Mit Einführung des EURO und damit dem Wegfall des Diskontzinssatzes liegt der Zinsanspruch 4% über einem vergleichbaren Referenzzinssatz. Wird nichts anderes vereinbart, so wird der EURIBOR jeweils zum Stichtag des Quartalsende als Referenzzinssatz gewählt.
(2) Gerät der Kunde mit seinen Zahlungen in Verzug oder liegen konkrete Anhaltspunkte für eine bevorstehende Zahlungsunfähigkeit des Kunden vor, so ist der DIREON - Informationstechnologie GbR berechtigt, die Weiterarbeit an allen Aufträgen des Auftraggebers einzustellen und die sofortige Vorauszahlung aller Forderungen einschließlich Wechsel und gestundeter Beträge zu verlangen oder entsprechende Sicherheiten zu fordern.
(3) Mit Eintritt des Annahmeverzuges geht die Gefahr der zufälligen Verschlechterung und des zufälligen Untergangs auf den Kunden über.

§ 5 Eigentumsvorbehalt
(1) Vertragsgegenständliche Leistungen verbleiben bis zur Erfüllung aller, auch zukünftiger Forderungen aus diesem Vertrag und der gesamten Geschäftsbeziehung mit dem Kunden im Eigentum der DIREON - Informationstechnologie GbR. Dies gilt auch für Programmexemplare, die auf Datenträger übergeben oder online übermittelt werden, ebenso für alle Begleitmaterialien.

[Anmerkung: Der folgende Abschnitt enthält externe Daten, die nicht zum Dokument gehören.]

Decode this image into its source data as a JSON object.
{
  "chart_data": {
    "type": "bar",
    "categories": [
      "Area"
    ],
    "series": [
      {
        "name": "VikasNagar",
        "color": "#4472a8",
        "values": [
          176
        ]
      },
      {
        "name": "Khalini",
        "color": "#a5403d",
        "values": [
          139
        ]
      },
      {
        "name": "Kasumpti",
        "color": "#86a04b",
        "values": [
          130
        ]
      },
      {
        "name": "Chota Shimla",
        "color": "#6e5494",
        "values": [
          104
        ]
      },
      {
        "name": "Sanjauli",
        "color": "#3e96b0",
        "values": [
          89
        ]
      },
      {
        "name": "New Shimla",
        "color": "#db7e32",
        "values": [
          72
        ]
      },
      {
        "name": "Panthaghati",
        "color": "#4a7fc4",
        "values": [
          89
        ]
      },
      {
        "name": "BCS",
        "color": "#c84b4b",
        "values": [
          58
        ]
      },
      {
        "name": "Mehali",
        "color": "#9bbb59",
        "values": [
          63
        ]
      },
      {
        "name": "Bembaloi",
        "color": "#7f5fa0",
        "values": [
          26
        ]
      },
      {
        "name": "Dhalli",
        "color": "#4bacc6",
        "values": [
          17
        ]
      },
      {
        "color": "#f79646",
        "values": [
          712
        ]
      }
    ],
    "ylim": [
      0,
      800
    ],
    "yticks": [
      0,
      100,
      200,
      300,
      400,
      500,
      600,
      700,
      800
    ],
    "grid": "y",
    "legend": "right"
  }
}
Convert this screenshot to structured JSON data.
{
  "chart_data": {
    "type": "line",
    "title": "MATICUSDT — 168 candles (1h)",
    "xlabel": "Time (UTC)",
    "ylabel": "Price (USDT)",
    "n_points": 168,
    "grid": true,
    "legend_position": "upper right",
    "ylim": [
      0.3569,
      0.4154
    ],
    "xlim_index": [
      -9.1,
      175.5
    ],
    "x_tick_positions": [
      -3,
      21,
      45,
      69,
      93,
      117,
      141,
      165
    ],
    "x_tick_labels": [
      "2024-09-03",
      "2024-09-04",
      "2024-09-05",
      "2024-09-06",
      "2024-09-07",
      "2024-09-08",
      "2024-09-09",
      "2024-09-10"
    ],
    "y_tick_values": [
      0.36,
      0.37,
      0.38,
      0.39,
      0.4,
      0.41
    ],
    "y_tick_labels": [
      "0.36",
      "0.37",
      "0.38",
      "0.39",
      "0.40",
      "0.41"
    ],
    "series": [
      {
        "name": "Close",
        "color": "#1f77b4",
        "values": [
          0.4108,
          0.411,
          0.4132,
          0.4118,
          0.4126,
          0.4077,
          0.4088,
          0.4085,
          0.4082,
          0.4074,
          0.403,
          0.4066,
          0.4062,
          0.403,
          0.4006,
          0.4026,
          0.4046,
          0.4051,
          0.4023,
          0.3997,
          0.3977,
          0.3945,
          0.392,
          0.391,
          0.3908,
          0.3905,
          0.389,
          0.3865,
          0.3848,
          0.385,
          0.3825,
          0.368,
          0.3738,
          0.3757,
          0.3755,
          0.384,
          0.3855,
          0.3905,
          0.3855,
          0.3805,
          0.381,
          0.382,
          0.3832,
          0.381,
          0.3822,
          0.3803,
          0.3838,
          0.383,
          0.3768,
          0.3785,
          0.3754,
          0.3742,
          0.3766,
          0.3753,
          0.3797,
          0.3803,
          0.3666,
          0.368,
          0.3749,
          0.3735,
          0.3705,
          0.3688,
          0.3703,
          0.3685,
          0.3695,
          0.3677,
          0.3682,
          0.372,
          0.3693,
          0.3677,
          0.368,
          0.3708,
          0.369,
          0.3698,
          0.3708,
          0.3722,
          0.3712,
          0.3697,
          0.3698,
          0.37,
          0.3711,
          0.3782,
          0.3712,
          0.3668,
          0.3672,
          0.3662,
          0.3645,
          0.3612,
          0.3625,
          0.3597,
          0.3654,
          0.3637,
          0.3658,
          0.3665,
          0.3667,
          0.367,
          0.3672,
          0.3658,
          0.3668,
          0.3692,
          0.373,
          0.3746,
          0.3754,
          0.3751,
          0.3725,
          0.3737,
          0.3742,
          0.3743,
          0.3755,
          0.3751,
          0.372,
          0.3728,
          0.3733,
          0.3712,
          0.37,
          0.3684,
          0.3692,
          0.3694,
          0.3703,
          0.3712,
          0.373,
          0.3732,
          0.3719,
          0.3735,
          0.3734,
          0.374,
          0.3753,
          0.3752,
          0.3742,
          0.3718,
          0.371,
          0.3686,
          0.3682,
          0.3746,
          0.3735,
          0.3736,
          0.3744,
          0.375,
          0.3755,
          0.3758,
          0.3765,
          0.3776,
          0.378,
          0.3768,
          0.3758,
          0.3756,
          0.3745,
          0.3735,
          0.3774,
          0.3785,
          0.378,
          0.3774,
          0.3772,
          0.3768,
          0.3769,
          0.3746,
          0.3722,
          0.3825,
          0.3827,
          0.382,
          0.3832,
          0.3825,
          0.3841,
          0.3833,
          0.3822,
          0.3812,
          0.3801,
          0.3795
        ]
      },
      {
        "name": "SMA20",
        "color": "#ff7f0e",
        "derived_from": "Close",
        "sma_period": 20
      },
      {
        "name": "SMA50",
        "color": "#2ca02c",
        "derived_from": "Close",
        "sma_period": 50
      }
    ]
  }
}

Soweit nur Nutzungsrechte an Software eingeräumt werden, gilt vorstehende Regelung für zu übergebende Datenträger entsprechend.

§ 6 Gewährleistung
Die vertragliche Gewährleistung ist auf 24 Monate ab Übergabe, bzw. ab Abnahme, soweit diese vereinbart wurde, beschränkt. Gewährleistungsansprüche gegen DIREON - Informationstechnologie GbR stehen nur dem unmittelbaren Kunden zu und sind nicht abtretbar.

§ 7 Haftung
DIREON - Informationstechnologie GbR haftet für Vorsatz und grobe Fahrlässigkeit, für anfängliches Unvermögen, Verzug und Unmöglichkeit sowie für das Vorliegen zugesicherter Eigenschaften bezüglich vertragswesentlicher Pflichten auch hinsichtlich Erfüllungsgehilfen, jeweils begrenzt auf vorhersehbare Schäden. Im übrigen ist jede Haftung ausgeschlossen. Dies gilt auch für Datenverluste und sonstige Folgeschäden.

§ 8 Erfüllungsort, Gerichtsstand
(1) Erfüllungsort für sämtliche vertragliche Leistungen ist Stade.
(2) Gegenüber kaufmännischen Kunden (im Sinne des HGB) gilt der Gerichtsstand Stade als vereinbart.

§ 9 Anwendbares Recht
Es gilt das Recht sämtlicher getroffener Vertragsvereinbarungen, ergänzend das Recht des BGB. Bestimmungen des internationalen einheitlichen Kaufgesetzes sind, soweit zulässig, abbedungen. Für die Rechtsbeziehung zwischen Kunden und DIREON - Informationstechnologie GbR gilt ansonsten das Recht der Bundesrepublik Deutschland.

§ 10 Allgemeine Vertragsbedingungen
(1) Mündliche Nebenabreden wurden von den Vertragsparteien nicht getroffen. Nachträgliche Ergänzungen oder Änderungen der geschlossenen Vereinbarungen bedürfen der Schriftform. Ein mündlicher Verzicht auf die Schriftform wird ausgeschlossen.
(2) Sollten eine oder mehrere Bestimmungen dieser Bedingungen, bzw. der auf ihnen gründenden weiteren Bedingungen und Vereinbarungen unwirksam sein oder werden oder sollte sich in ihnen eine Lücke herausstellen, so soll die Gültigkeit der übrigen Bestimmungen nicht berührt werden und anstelle der unwirksamen Bestimmungen oder zur Ausfüllung der Lücke eine angemessene, zulässige Regelung treten, die die Vertragsschließenden gewollt haben oder nach Sinn und Zweck der Bedingungen gewollt haben würden, hätten sie die Unwirksamkeit oder Lücke bedacht.